SOC serves as a catalyst for enhancing soil structure, fertility, and water retention capacity. This natural reservoir contains more carbon than terrestrial vegetation, and about as much as the atmosphere. By elevating SOC levels, the absorption of carbon dioxide from the atmosphere is augmented, underscoring the vital role of soils in addressing climate change. In fact, the most recent IPCC Synthesis Report highlights carbon sequestration in agriculture as one of the top potential areas for climate action.
Accurate baseline SOC maps are indispensable for monitoring changes in SOC for carbon markets and policy incentives. Since SOC content varies spatially across landscapes and with depth in the soil profile (commonly declining exponentially), a comprehensive 3D mapping approach is needed. Such mapping provides crucial insights into the spatial distribution of SOC, leading to improved estimates of SOC stocks and refined land management strategies to foster SOC accumulation.
Perennial’s Exploration of 3D SOC Mapping
Several approaches exist for digital soil mapping in 3D:
- Pseudo-3D: Build separate models for individual depth intervals. Integrate interval predictions to get full profile SOC.
- Parametric functions: Model SOC variation with depth using an exponential or polynomial function. Interpolate function parameters spatially.
- 3D geostatistics: Model the trend and residual components of SOC in 3D. Commonly uses 3D kriging.
- Depth as a predictor variable: Incorporate depth as a predictor variable along with spatial covariates like remote sensing data.
Each approach has advantages and limitations. Pseudo-3D models need different covariates for each depth. Parametric functions may not capture real SOC variation with depth. 3D geostatistics can be computationally demanding. Including depth as a predictor variable is flexible but may lack accuracy in reconstructing profiles. Further, multiple statistical methods and model architectures can be used for each 3D mapping approach, such as linear models, machine learning, or deep learning. The Perennial team set out to determine which combinations of methods yield the best results and have the highest real-world applicability.
This research yielded a few noteworthy results:
- Using depth as a predictor during modeling of SOC produces accurate high-resolution 3D SOC predictions.

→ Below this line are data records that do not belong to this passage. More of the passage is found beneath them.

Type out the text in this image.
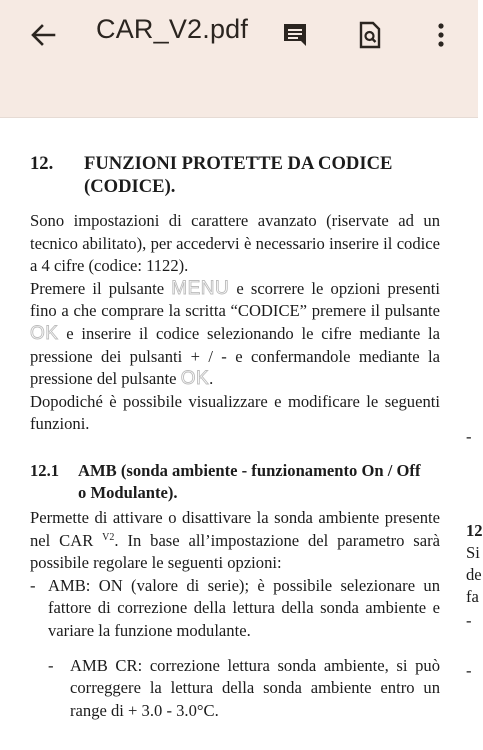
CAR_V2.pdf
12.	FUNZIONI PROTETTE DA CODICE
(CODICE).

Sono impostazioni di carattere avanzato (riservate ad un tecnico abilitato), per accedervi è necessario inserire il codice a 4 cifre (codice: 1122).

Premere il pulsante MENU e scorrere le opzioni presenti fino a che comprare la scritta “CODICE” premere il pulsante OK e inserire il codice selezionando le cifre mediante la pressione dei pulsanti + / - e confermandole mediante la pressione del pulsante OK.

Dopodiché è possibile visualizzare e modificare le seguenti funzioni.

12.1	AMB (sonda ambiente - funzionamento On / Off
o Modulante).

Permette di attivare o disattivare la sonda ambiente presente nel CAR $^{V2}$. In base all’impostazione del parametro sarà possibile regolare le seguenti opzioni:

- AMB: ON (valore di serie); è possibile selezionare un fattore di correzione della lettura della sonda ambiente e variare la funzione modulante.

- AMB CR: correzione lettura sonda ambiente, si può correggere la lettura della sonda ambiente entro un range di + 3.0 - 3.0°C.

-
12
Si
de
fa
-
-
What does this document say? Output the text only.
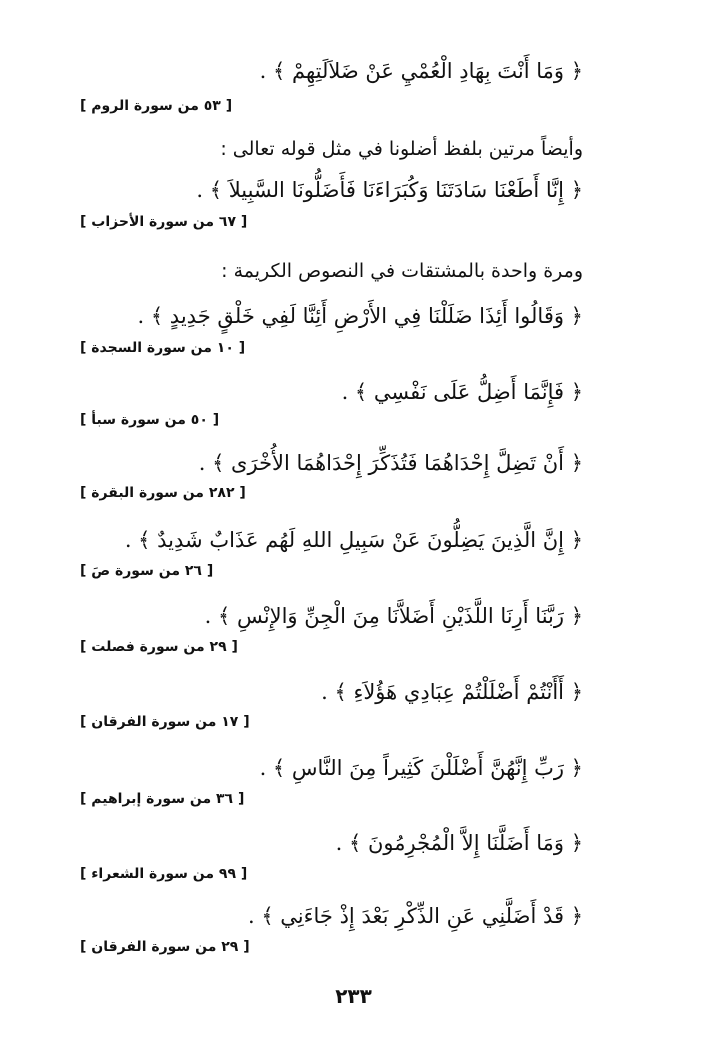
﴿ وَمَا أَنْتَ بِهَادِ الْعُمْيِ عَنْ ضَلاَلَتِهِمْ ﴾ .
[ ٥٣ من سورة الروم ]
وأيضاً مرتين بلفظ أضلونا في مثل قوله تعالى :
﴿ إِنَّا أَطَعْنَا سَادَتَنَا وَكُبَرَاءَنَا فَأَضَلُّونَا السَّبِيلاَ ﴾ .
[ ٦٧ من سورة الأحزاب ]
ومرة واحدة بالمشتقات في النصوص الكريمة :
﴿ وَقَالُوا أَئِذَا ضَلَلْنَا فِي الأَرْضِ أَئِنَّا لَفِي خَلْقٍ جَدِيدٍ ﴾ .
[ ١٠ من سورة السجدة ]
﴿ فَإِنَّمَا أَضِلُّ عَلَى نَفْسِي ﴾ .
[ ٥٠ من سورة سبأ ]
﴿ أَنْ تَضِلَّ إِحْدَاهُمَا فَتُذَكِّرَ إِحْدَاهُمَا الأُخْرَى ﴾ .
[ ٢٨٢ من سورة البقرة ]
﴿ إِنَّ الَّذِينَ يَضِلُّونَ عَنْ سَبِيلِ اللهِ لَهُم عَذَابٌ شَدِيدٌ ﴾ .
[ ٢٦ من سورة صَ ]
﴿ رَبَّنَا أَرِنَا اللَّذَيْنِ أَضَلاَّنَا مِنَ الْجِنِّ وَالإِنْسِ ﴾ .
[ ٢٩ من سورة فصلت ]
﴿ أَأَنْتُمْ أَضْلَلْتُمْ عِبَادِي هَؤُلاَءِ ﴾ .
[ ١٧ من سورة الفرقان ]
﴿ رَبِّ إِنَّهُنَّ أَضْلَلْنَ كَثِيراً مِنَ النَّاسِ ﴾ .
[ ٣٦ من سورة إبراهيم ]
﴿ وَمَا أَضَلَّنَا إِلاَّ الْمُجْرِمُونَ ﴾ .
[ ٩٩ من سورة الشعراء ]
﴿ قَدْ أَضَلَّنِي عَنِ الذِّكْرِ بَعْدَ إِذْ جَاءَنِي ﴾ .
[ ٢٩ من سورة الفرقان ]
٢٣٣
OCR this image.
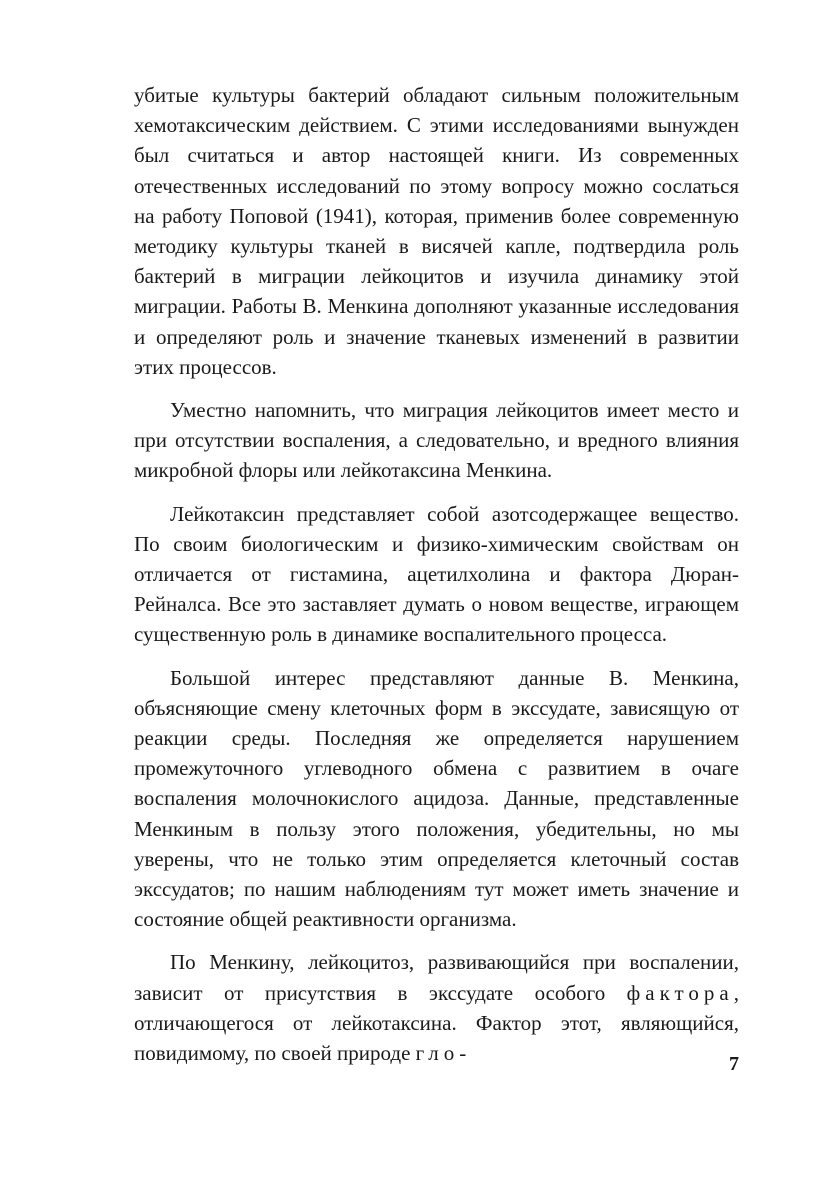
убитые культуры бактерий обладают сильным положительным хемотаксическим действием. С этими исследованиями вынужден был считаться и автор настоящей книги. Из современных отечественных исследований по этому вопросу можно сослаться на работу Поповой (1941), которая, применив более современную методику культуры тканей в висячей капле, подтвердила роль бактерий в миграции лейкоцитов и изучила динамику этой миграции. Работы В. Менкина дополняют указанные исследования и определяют роль и значение тканевых изменений в развитии этих процессов.

Уместно напомнить, что миграция лейкоцитов имеет место и при отсутствии воспаления, а следовательно, и вредного влияния микробной флоры или лейкотаксина Менкина.

Лейкотаксин представляет собой азотсодержащее вещество. По своим биологическим и физико-химическим свойствам он отличается от гистамина, ацетилхолина и фактора Дюран-Рейналса. Все это заставляет думать о новом веществе, играющем существенную роль в динамике воспалительного процесса.

Большой интерес представляют данные В. Менкина, объясняющие смену клеточных форм в экссудате, зависящую от реакции среды. Последняя же определяется нарушением промежуточного углеводного обмена с развитием в очаге воспаления молочнокислого ацидоза. Данные, представленные Менкиным в пользу этого положения, убедительны, но мы уверены, что не только этим определяется клеточный состав экссудатов; по нашим наблюдениям тут может иметь значение и состояние общей реактивности организма.

По Менкину, лейкоцитоз, развивающийся при воспалении, зависит от присутствия в экссудате особого фактора, отличающегося от лейкотаксина. Фактор этот, являющийся, повидимому, по своей природе гло-	7
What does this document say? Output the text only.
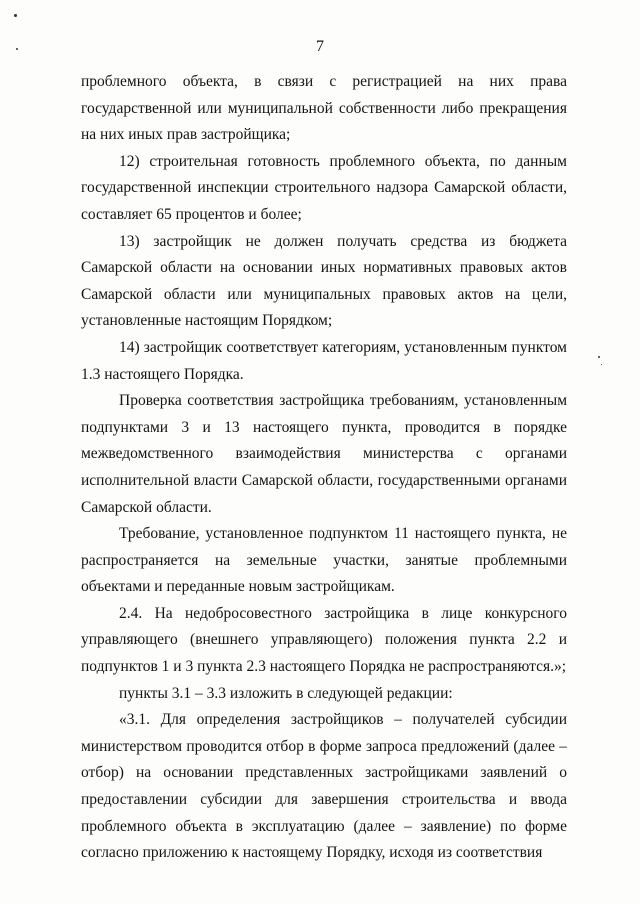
7

проблемного объекта, в связи с регистрацией на них права государственной или муниципальной собственности либо прекращения на них иных прав застройщика;

12) строительная готовность проблемного объекта, по данным государственной инспекции строительного надзора Самарской области, составляет 65 процентов и более;

13) застройщик не должен получать средства из бюджета Самарской области на основании иных нормативных правовых актов Самарской области или муниципальных правовых актов на цели, установленные настоящим Порядком;

14) застройщик соответствует категориям, установленным пунктом 1.3 настоящего Порядка.

Проверка соответствия застройщика требованиям, установленным подпунктами 3 и 13 настоящего пункта, проводится в порядке межведомственного взаимодействия министерства с органами исполнительной власти Самарской области, государственными органами Самарской области.

Требование, установленное подпунктом 11 настоящего пункта, не распространяется на земельные участки, занятые проблемными объектами и переданные новым застройщикам.

2.4. На недобросовестного застройщика в лице конкурсного управляющего (внешнего управляющего) положения пункта 2.2 и подпунктов 1 и 3 пункта 2.3 настоящего Порядка не распространяются.»;

пункты 3.1 – 3.3 изложить в следующей редакции:

«3.1. Для определения застройщиков – получателей субсидии министерством проводится отбор в форме запроса предложений (далее – отбор) на основании представленных застройщиками заявлений о предоставлении субсидии для завершения строительства и ввода проблемного объекта в эксплуатацию (далее – заявление) по форме согласно приложению к настоящему Порядку, исходя из соответствия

- Uncertainty estimates revealed that the XGBoost algorithm resulted in narrower errors than other techniques like generalized additive models (GAMs) or pseudo-3D approaches.
- Aggregating predictions to field scale reduced uncertainty substantially, giving robust 3D SOC information for field and farm-scale applications.
The results support previous research on the effectiveness of soil depth as a model covariate (e.g. Hengl et al., 2017; Sothe et al., 2022) and find that machine learning is a powerful predictive tool for quantifying carbon at depth and at scale.
Driving Change for Sustainable Agriculture
At Perennial, we believe that robust, open science is critical to the success of nature-based carbon markets. While quantifying SOC presents many challenges, we remain unwavering in our pursuit to reduce uncertainty and bridge the gap between data-driven soil mapping and process-based biogeochemical models.
Scaling and improving these technologies provides a pathway to a future where sustainable agriculture thrives and farmers and ranchers are rewarded for their land stewardship, fostering a flourishing planet for generations to come.